The acquisition also does not erase ecosystem differences. Matter can expose common on/off, brightness, color, and scene behavior, but custom effects, entertainment modes, panel layouts, firmware tools, automations, and account features can stay vendor-specific. That is especially important for decorative lighting, where the main reason to buy the product is often the effect editor, not basic Matter switching.

## What to watch before changing a room

The clearest sign of a real buyer benefit would be a new product that states its Matter path plainly: Thread or Wi-Fi, hub requirement or no hub, which features remain in the brand app, and whether existing SwitchBot and Nanoleaf devices can be managed more coherently over time.

Until then, avoid treating this as a reason to standardize a whole room on either brand.
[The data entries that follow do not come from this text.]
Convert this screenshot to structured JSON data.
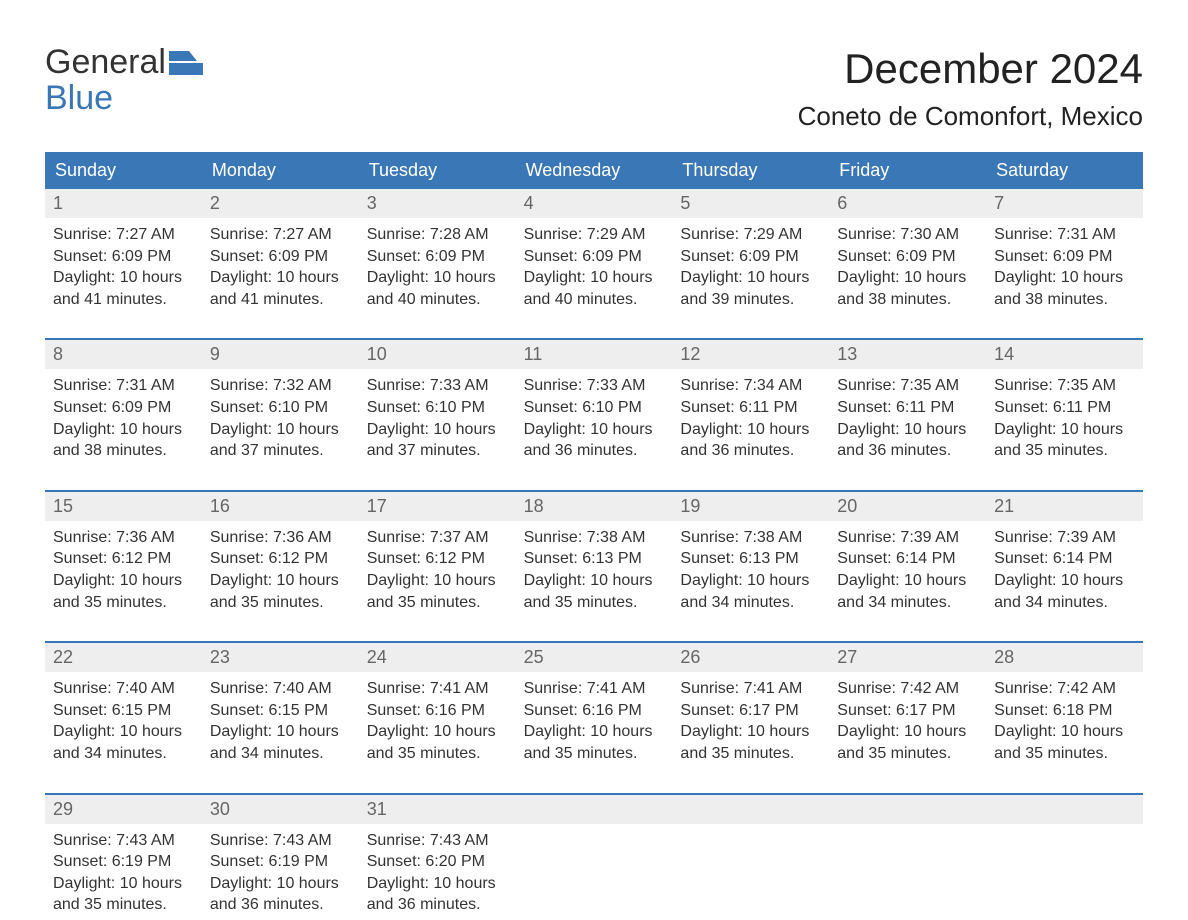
{
  "logo": {
    "line1": "General",
    "line2": "Blue"
  },
  "title": "December 2024",
  "location": "Coneto de Comonfort, Mexico",
  "colors": {
    "accent": "#3a77b6",
    "header_text": "#ffffff",
    "daynum_bg": "#eeeeee",
    "daynum_text": "#666666",
    "body_text": "#333333",
    "background": "#ffffff"
  },
  "layout": {
    "columns": 7,
    "week_count": 5,
    "title_fontsize": 42,
    "location_fontsize": 26,
    "dow_fontsize": 18,
    "cell_fontsize": 16
  },
  "dow": [
    "Sunday",
    "Monday",
    "Tuesday",
    "Wednesday",
    "Thursday",
    "Friday",
    "Saturday"
  ],
  "days": [
    {
      "n": "1",
      "sr": "7:27 AM",
      "ss": "6:09 PM",
      "dh": "10",
      "dm": "41"
    },
    {
      "n": "2",
      "sr": "7:27 AM",
      "ss": "6:09 PM",
      "dh": "10",
      "dm": "41"
    },
    {
      "n": "3",
      "sr": "7:28 AM",
      "ss": "6:09 PM",
      "dh": "10",
      "dm": "40"
    },
    {
      "n": "4",
      "sr": "7:29 AM",
      "ss": "6:09 PM",
      "dh": "10",
      "dm": "40"
    },
    {
      "n": "5",
      "sr": "7:29 AM",
      "ss": "6:09 PM",
      "dh": "10",
      "dm": "39"
    },
    {
      "n": "6",
      "sr": "7:30 AM",
      "ss": "6:09 PM",
      "dh": "10",
      "dm": "38"
    },
    {
      "n": "7",
      "sr": "7:31 AM",
      "ss": "6:09 PM",
      "dh": "10",
      "dm": "38"
    },
    {
      "n": "8",
      "sr": "7:31 AM",
      "ss": "6:09 PM",
      "dh": "10",
      "dm": "38"
    },
    {
      "n": "9",
      "sr": "7:32 AM",
      "ss": "6:10 PM",
      "dh": "10",
      "dm": "37"
    },
    {
      "n": "10",
      "sr": "7:33 AM",
      "ss": "6:10 PM",
      "dh": "10",
      "dm": "37"
    },
    {
      "n": "11",
      "sr": "7:33 AM",
      "ss": "6:10 PM",
      "dh": "10",
      "dm": "36"
    },
    {
      "n": "12",
      "sr": "7:34 AM",
      "ss": "6:11 PM",
      "dh": "10",
      "dm": "36"
    },
    {
      "n": "13",
      "sr": "7:35 AM",
      "ss": "6:11 PM",
      "dh": "10",
      "dm": "36"
    },
    {
      "n": "14",
      "sr": "7:35 AM",
      "ss": "6:11 PM",
      "dh": "10",
      "dm": "35"
    },
    {
      "n": "15",
      "sr": "7:36 AM",
      "ss": "6:12 PM",
      "dh": "10",
      "dm": "35"
    },
    {
      "n": "16",
      "sr": "7:36 AM",
      "ss": "6:12 PM",
      "dh": "10",
      "dm": "35"
    },
    {
      "n": "17",
      "sr": "7:37 AM",
      "ss": "6:12 PM",
      "dh": "10",
      "dm": "35"
    },
    {
      "n": "18",
      "sr": "7:38 AM",
      "ss": "6:13 PM",
      "dh": "10",
      "dm": "35"
    },
    {
      "n": "19",
      "sr": "7:38 AM",
      "ss": "6:13 PM",
      "dh": "10",
      "dm": "34"
    },
    {
      "n": "20",
      "sr": "7:39 AM",
      "ss": "6:14 PM",
      "dh": "10",
      "dm": "34"
    },
    {
      "n": "21",
      "sr": "7:39 AM",
      "ss": "6:14 PM",
      "dh": "10",
      "dm": "34"
    },
    {
      "n": "22",
      "sr": "7:40 AM",
      "ss": "6:15 PM",
      "dh": "10",
      "dm": "34"
    },
    {
      "n": "23",
      "sr": "7:40 AM",
      "ss": "6:15 PM",
      "dh": "10",
      "dm": "34"
    },
    {
      "n": "24",
      "sr": "7:41 AM",
      "ss": "6:16 PM",
      "dh": "10",
      "dm": "35"
    },
    {
      "n": "25",
      "sr": "7:41 AM",
      "ss": "6:16 PM",
      "dh": "10",
      "dm": "35"
    },
    {
      "n": "26",
      "sr": "7:41 AM",
      "ss": "6:17 PM",
      "dh": "10",
      "dm": "35"
    },
    {
      "n": "27",
      "sr": "7:42 AM",
      "ss": "6:17 PM",
      "dh": "10",
      "dm": "35"
    },
    {
      "n": "28",
      "sr": "7:42 AM",
      "ss": "6:18 PM",
      "dh": "10",
      "dm": "35"
    },
    {
      "n": "29",
      "sr": "7:43 AM",
      "ss": "6:19 PM",
      "dh": "10",
      "dm": "35"
    },
    {
      "n": "30",
      "sr": "7:43 AM",
      "ss": "6:19 PM",
      "dh": "10",
      "dm": "36"
    },
    {
      "n": "31",
      "sr": "7:43 AM",
      "ss": "6:20 PM",
      "dh": "10",
      "dm": "36"
    }
  ],
  "labels": {
    "sunrise": "Sunrise: ",
    "sunset": "Sunset: ",
    "daylight_prefix": "Daylight: ",
    "hours_word": " hours",
    "and_word": "and ",
    "minutes_word": " minutes."
  }
}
Buy one product for one named job. For Nanoleaf, that might be a Thread light where the border-router setup is already healthy. For SwitchBot, that might be a strip, lamp, relay, or lock where the SwitchBot app features are part of the purchase rather than an inconvenience.

Matterhome has not tested any combined SwitchBot and Nanoleaf workflow because there is not one to test yet. The next useful update would be a product announcement or support document that says exactly how the two brands will share setup, firmware, Thread, Wi-Fi, scenes, and Matter commissioning.